A assinatura ocorreu durante a cúpula do G7, em Versalhes, simbolizando uma reordenação da ordem internacional após o conflito. A operação visa evitar novas hostilidades e aliviar sanções, abrindo espaço para negociações entre as partes envolvidas.
Para Washington e Teerã, o acordo é visto por alguns como uma barganha histórica, com avanços considerados prioritários frente ao cenário econômico iraniano. A expectativa é de que o Irã obtenha maior legitimidade regional e menor pressão externa, ainda que persista o impasse sobre o desmantelamento nuclear.
Repercussões no tabuleiro regional
Analistas israelenses veem o pacto como um revés estratégico para Israel, pois não impõe restrições claras ao programa de mísseis iranianos nem aos seus aliados regionais. A concordância entre EUA e Irã é interpretada como uma legitimação do Irã pela parte norte-americana.

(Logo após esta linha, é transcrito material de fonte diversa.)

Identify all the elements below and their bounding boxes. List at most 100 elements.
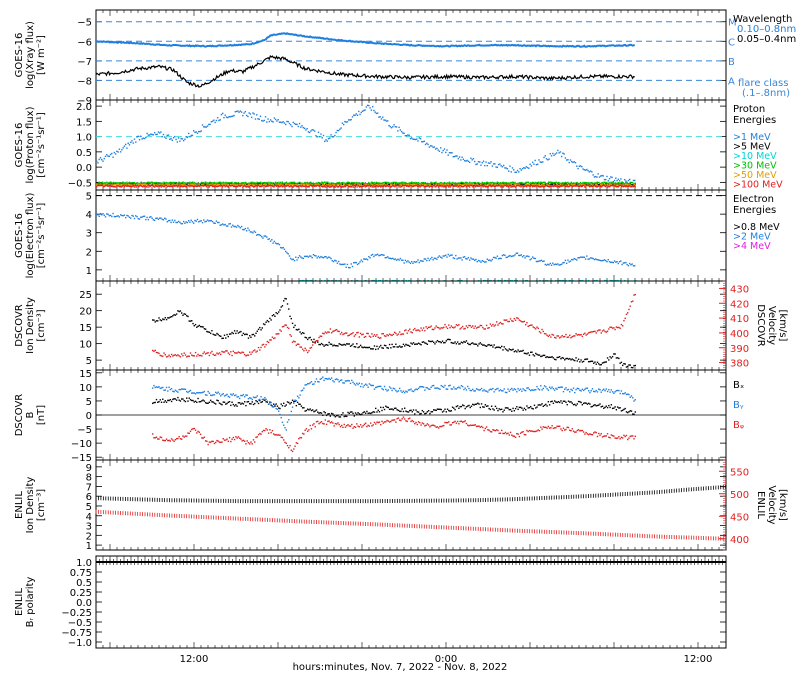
data-point — [135, 141, 137, 143]
data-point — [189, 320, 192, 322]
data-point — [310, 346, 313, 349]
data-point — [487, 185, 489, 187]
data-point — [531, 184, 533, 186]
data-point — [187, 315, 189, 318]
data-point — [266, 236, 268, 238]
data-point — [151, 184, 153, 187]
data-point — [284, 185, 286, 188]
data-point — [306, 183, 308, 185]
data-point — [221, 181, 223, 184]
data-point — [341, 344, 343, 346]
data-point — [158, 184, 160, 187]
data-point — [455, 185, 457, 187]
data-point — [566, 184, 568, 186]
data-point — [512, 181, 515, 184]
y-tick-label: 2.0 — [76, 102, 92, 113]
data-point — [210, 184, 212, 186]
data-point — [604, 181, 606, 184]
data-point — [300, 183, 303, 186]
data-point — [375, 183, 378, 186]
data-point — [167, 185, 169, 187]
data-point — [174, 185, 176, 188]
data-point — [193, 325, 195, 327]
data-point — [568, 183, 571, 186]
data-point — [342, 333, 344, 336]
data-point — [168, 354, 170, 356]
data-point — [560, 155, 563, 158]
data-point — [462, 256, 465, 258]
data-point — [540, 182, 542, 185]
data-point — [224, 185, 226, 188]
data-point — [479, 342, 481, 344]
data-point — [249, 351, 251, 353]
data-point — [314, 341, 316, 343]
data-point — [233, 184, 236, 186]
data-point — [260, 185, 263, 188]
data-point — [303, 183, 305, 185]
data-point — [254, 118, 257, 120]
data-point — [301, 348, 304, 350]
data-point — [357, 184, 359, 186]
data-point — [417, 259, 419, 261]
data-point — [558, 356, 561, 358]
data-point — [315, 182, 317, 185]
data-point — [396, 184, 399, 187]
data-point — [196, 326, 198, 328]
data-point — [190, 183, 193, 186]
data-point — [603, 178, 606, 181]
data-point — [179, 310, 182, 312]
data-point — [468, 343, 470, 346]
data-point — [249, 183, 252, 186]
data-point — [153, 350, 155, 353]
data-point — [607, 182, 609, 184]
data-point — [381, 184, 383, 187]
data-point — [581, 185, 583, 188]
data-point — [323, 345, 325, 347]
data-point — [565, 183, 567, 185]
series-line-0 — [96, 32, 636, 48]
data-point — [298, 185, 300, 187]
data-point — [296, 183, 299, 185]
data-point — [494, 185, 496, 188]
data-point — [620, 184, 622, 186]
data-point — [626, 182, 628, 185]
data-point — [365, 185, 368, 187]
data-point — [565, 262, 568, 264]
data-point — [192, 185, 194, 188]
data-point — [263, 119, 265, 122]
data-point — [426, 343, 429, 345]
data-point — [480, 261, 482, 263]
data-point — [221, 350, 223, 353]
data-point — [491, 185, 494, 187]
data-point — [460, 185, 462, 187]
data-point — [574, 359, 576, 362]
data-point — [122, 184, 125, 187]
data-point — [315, 255, 317, 257]
data-point — [314, 183, 316, 186]
data-point — [477, 185, 479, 187]
data-point — [413, 261, 415, 263]
data-point — [281, 305, 284, 307]
data-point — [298, 181, 300, 184]
data-point — [301, 257, 303, 259]
data-point — [518, 350, 521, 353]
data-point — [194, 323, 197, 326]
data-point — [197, 184, 200, 187]
data-point — [447, 185, 449, 187]
y-tick-label: 25 — [79, 290, 92, 301]
data-point — [271, 183, 273, 186]
data-point — [379, 184, 382, 187]
data-point — [324, 256, 326, 258]
data-point — [594, 258, 597, 260]
data-point — [379, 186, 382, 188]
data-point — [567, 181, 569, 184]
data-point — [399, 257, 402, 260]
data-point — [279, 182, 281, 185]
data-point — [359, 184, 362, 186]
data-point — [603, 183, 605, 186]
data-point — [348, 334, 350, 336]
data-point — [579, 183, 581, 185]
legend-entry: >5 MeV — [733, 142, 771, 153]
data-point — [323, 333, 325, 335]
data-point — [224, 182, 226, 184]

Segundo especialistas, o acordo não satisfaz demandas de segurança de Israel e pode reduzir a pressão sobre o Irã no Líbano, ampliando a margem de manobra de Teerã. A consequência é um enfraquecimento da narrativa de uma cooperação antiiraniana entre EUA e Israel.
No Líbano, o acordo tende a deslocar o equilíbrio a favor do Irã, fortalecendo a atuação do grupo Hezbollah. O país passa a integrar o cessar-fogo de 60 dias, elevando pressões sobre Beirute para apoiar o acordo e limitar ações contra Israel.
Implicações para o Golfo e para o Irã
Países do Golfo veem-se diante de um novo cenário de segurança, com maior vigilância sobre as mudanças promovidas pelo pacto. Houve preocupações com a estabilidade regional e com a capacidade de resposta a eventuais escaladas.
Especialistas destacam que o tema nuclear iraniano permanece em aberto, com negociações ainda pendentes. O futuro da relação entre EUA, Irã e seus aliados será decisivo para o desfecho regional nos próximos meses.
Alguns analistas consideram o acordo como a opção menos ruim diante de anos de tentativas frustradas de coerção. A avaliação é de que o teste real está na implementação prática e nas respostas regionais ao acordo.
Entre as autoridades da região, há divergências sobre o impacto a longo prazo. Um conjunto de interlocutores aponta para menor mobilização em conflitos diretos, enquanto outros alertam para novos movimentos de alinhamento entre países vizinhos.